Codex CLI is smart, but it can still “wander”:
- you ask for something
- it tries a few approaches
- you keep nudging it toward the tool/workflow you actually wanted
A skill is the blunt fix: it’s basically a predefined prompt (in markdown) that tells Codex “when the task looks like this, do it this way”. Sometimes it also ships a small script so Codex can run the boring parts reliably.
It feels like a slash command, or a command alias, but for prompts.
What’s in a skill?
On disk it’s just a folder under $CODEX_HOME/skills (usually ~/.codex/skills) that looks like:
skill-name/
SKILL.md
LICENSE.txt (usually)
scripts/ (optional)
examples/ (optional)
reference/ (optional; sometimes `references/`)
assets/ (optional)
SKILL.md is the main thing.
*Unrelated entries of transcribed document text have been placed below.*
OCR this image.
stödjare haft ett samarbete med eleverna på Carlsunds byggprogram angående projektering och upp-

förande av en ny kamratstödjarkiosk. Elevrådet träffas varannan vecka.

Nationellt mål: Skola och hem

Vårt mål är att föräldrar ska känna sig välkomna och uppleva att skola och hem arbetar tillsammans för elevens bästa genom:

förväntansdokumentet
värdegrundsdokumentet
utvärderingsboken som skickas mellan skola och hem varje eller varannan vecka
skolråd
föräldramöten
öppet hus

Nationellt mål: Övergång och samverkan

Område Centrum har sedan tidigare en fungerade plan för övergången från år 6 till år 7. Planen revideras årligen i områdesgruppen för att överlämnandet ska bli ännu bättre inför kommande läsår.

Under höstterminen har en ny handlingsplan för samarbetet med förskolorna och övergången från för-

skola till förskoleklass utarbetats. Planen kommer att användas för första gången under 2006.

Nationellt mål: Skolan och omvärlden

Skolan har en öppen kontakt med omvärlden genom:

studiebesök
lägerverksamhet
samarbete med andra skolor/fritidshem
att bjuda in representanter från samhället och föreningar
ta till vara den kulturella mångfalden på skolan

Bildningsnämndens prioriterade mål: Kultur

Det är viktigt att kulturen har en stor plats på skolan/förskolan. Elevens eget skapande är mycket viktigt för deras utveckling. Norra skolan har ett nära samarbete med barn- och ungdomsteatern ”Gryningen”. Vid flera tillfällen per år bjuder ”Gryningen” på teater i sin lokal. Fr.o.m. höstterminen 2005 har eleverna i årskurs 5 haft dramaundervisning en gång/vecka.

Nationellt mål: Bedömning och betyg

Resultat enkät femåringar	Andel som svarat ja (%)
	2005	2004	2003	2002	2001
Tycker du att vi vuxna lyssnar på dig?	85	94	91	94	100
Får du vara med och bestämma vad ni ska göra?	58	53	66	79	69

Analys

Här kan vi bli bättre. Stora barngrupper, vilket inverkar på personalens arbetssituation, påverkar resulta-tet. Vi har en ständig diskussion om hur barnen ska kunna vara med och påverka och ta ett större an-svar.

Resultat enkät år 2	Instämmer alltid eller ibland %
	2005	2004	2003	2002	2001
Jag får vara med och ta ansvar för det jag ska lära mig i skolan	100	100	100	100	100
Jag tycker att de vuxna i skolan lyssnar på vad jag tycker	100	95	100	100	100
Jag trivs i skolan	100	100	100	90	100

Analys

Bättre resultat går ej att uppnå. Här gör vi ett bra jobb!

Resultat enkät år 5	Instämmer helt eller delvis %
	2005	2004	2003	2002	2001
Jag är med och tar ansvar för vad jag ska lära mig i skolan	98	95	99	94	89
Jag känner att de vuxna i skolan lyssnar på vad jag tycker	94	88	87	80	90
It’s basically “the prompt you wish you didn’t have to keep rewriting”.
How skills get invoked
You can invoke a skill explicitly, like:
$some-skill do the thing
$some-skill run the standard workflow for this task
Skills can also trigger implicitly if your request matches the description in the skill’s YAML header, but explicit is more reliable if you know what you want.
After installing a new skill, you usually need to restart Codex so it can pick it up.
Why skills exist (the practical version)
- Less repetition: you don’t rewrite the same “do X, then Y, then Z” prompt every time.
- Less guessing: you stop the agent from trying random tools before it lands on the right one.
- More reliable steps: if the workflow is fragile, the skill can enforce the exact sequence (and sometimes ship a script to make it deterministic).
- Shareable: a skill is just a folder; people can pass it around like a dotfile or a small repo (always check
LICENSE.txt).
What a skill is not
It’s not magic. A skill doesn’t “install new intelligence”. It mainly:
- adds a stable, reusable set of instructions
- optionally adds helper files/scripts so the agent can execute steps consistently
Net: skills are just reusable prompt packs. You trade a bit of setup for less back-and-forth later.